With Haiti’s simmering political crisis, an on-going cholera epidemic, and a host of other challenging domestic issues, some might see the Paris accord as a distraction from more urgent problems. Furthermore, Haiti is responsible for only 0.01% of global carbon dioxide emissions, so it’s hardly a heavy-hitter when it comes to preventing climate change.
However, even though Haiti’s direct influence on the global climate crisis may be small, the country has a huge stake in global efforts to slow climate change, because Haiti is one of the countries most vulnerable to its effects. The combination of Haiti’s characteristics – geographic location, topographical features, population density, and lack of infrastructure among others – earned it the number one spot on Maplecroft’s 2012 Climate Change Vulnerability Index. The 2015 Global Climate Risk Index found that Haiti was one of three countries most affected by weather-related losses over the previous twenty year period.

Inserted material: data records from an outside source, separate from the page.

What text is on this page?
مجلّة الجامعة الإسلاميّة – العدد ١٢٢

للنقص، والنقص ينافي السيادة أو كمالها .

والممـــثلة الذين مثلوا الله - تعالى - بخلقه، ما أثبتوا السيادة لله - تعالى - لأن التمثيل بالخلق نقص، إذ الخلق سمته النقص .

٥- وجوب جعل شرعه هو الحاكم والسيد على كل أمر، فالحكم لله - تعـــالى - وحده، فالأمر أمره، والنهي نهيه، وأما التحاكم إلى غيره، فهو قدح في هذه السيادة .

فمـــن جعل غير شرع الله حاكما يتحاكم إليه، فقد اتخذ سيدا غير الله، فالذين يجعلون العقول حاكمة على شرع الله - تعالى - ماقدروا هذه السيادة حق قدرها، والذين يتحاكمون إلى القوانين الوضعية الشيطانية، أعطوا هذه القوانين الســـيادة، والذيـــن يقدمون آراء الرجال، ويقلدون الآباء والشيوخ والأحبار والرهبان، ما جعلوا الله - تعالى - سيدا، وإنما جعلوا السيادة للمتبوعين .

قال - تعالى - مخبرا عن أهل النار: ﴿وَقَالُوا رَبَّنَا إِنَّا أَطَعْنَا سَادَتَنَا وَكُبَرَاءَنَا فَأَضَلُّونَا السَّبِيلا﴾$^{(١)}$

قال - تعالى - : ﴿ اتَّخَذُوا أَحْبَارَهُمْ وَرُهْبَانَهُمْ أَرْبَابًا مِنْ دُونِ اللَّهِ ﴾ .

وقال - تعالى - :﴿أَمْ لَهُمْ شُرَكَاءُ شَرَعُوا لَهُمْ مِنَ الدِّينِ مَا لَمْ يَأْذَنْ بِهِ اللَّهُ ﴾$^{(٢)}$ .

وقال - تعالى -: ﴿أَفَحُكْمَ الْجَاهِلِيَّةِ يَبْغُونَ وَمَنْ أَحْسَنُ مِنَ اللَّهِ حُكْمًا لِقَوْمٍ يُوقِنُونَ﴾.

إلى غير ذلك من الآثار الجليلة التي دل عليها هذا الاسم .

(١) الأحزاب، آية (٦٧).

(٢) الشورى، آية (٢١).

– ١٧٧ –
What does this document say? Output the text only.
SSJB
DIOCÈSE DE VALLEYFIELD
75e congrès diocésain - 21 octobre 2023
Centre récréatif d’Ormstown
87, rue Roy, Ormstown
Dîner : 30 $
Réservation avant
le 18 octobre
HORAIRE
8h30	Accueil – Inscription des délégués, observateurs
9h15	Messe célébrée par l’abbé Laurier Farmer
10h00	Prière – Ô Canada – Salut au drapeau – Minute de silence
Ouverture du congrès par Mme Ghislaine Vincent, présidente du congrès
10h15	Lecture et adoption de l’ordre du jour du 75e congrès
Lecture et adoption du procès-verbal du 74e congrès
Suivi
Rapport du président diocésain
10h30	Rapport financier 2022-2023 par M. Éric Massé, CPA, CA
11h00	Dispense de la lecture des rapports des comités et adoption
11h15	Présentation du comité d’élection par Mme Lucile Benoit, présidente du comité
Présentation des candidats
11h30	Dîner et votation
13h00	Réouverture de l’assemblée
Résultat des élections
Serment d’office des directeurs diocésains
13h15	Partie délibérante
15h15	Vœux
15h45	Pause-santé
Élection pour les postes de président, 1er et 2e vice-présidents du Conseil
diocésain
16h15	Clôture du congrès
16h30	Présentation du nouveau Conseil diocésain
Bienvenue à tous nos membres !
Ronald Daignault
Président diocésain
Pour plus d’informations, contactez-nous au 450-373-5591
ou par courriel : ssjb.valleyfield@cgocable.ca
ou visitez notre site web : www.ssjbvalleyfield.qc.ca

Consequently, Haitian leadership is taking the Paris accord – and its domestic efforts to reduce emissions – seriously. Prior to signing the accord, Haiti submitted its Intended Nationally Determined Contribution (INDC), which outlines the actions the country plans to take, such as cutting gas emissions 30% by 2030. “It’s about substantially increasing the share of renewable energy in our system of electricity production, the definitive launch of the grand work of reforesting our country, adopting agricultural techniques that are more resilient in the face of climate change, improving the management of our coastal zones and finally reinforcing human establishments” against climate-related natural disasters, according to Privert, who was quoted in Haiti’s Le Nouvelliste newspaper.
Here at SOIL, our production of Konpos Lakay, our EcoSan compost, fits right in with the goal of spreading more resilient agriculture techniques in Haiti, and we’re proud to be combating climate change on the local level through our efforts. In addition to producing tons of compost to buffer Haiti’s fragile soils each year, SOIL is also working with the University of Hawaii to research how SOIL’s waste treatment process can drastically cut greenhouse gas emissions compared to more traditional sewage treatments. Preliminary results from this study show that thermophillic composting has lower greenhouse gas emissions than wastewater stabilization ponds.
The SOIL team is proud of the work we’ve done over the past ten years to create positive change in Haiti’s environmental and sanitation sectors, and we’re excited to see the Haitian Government taking such an active role in crafting Haiti’s climate policy for the coming years!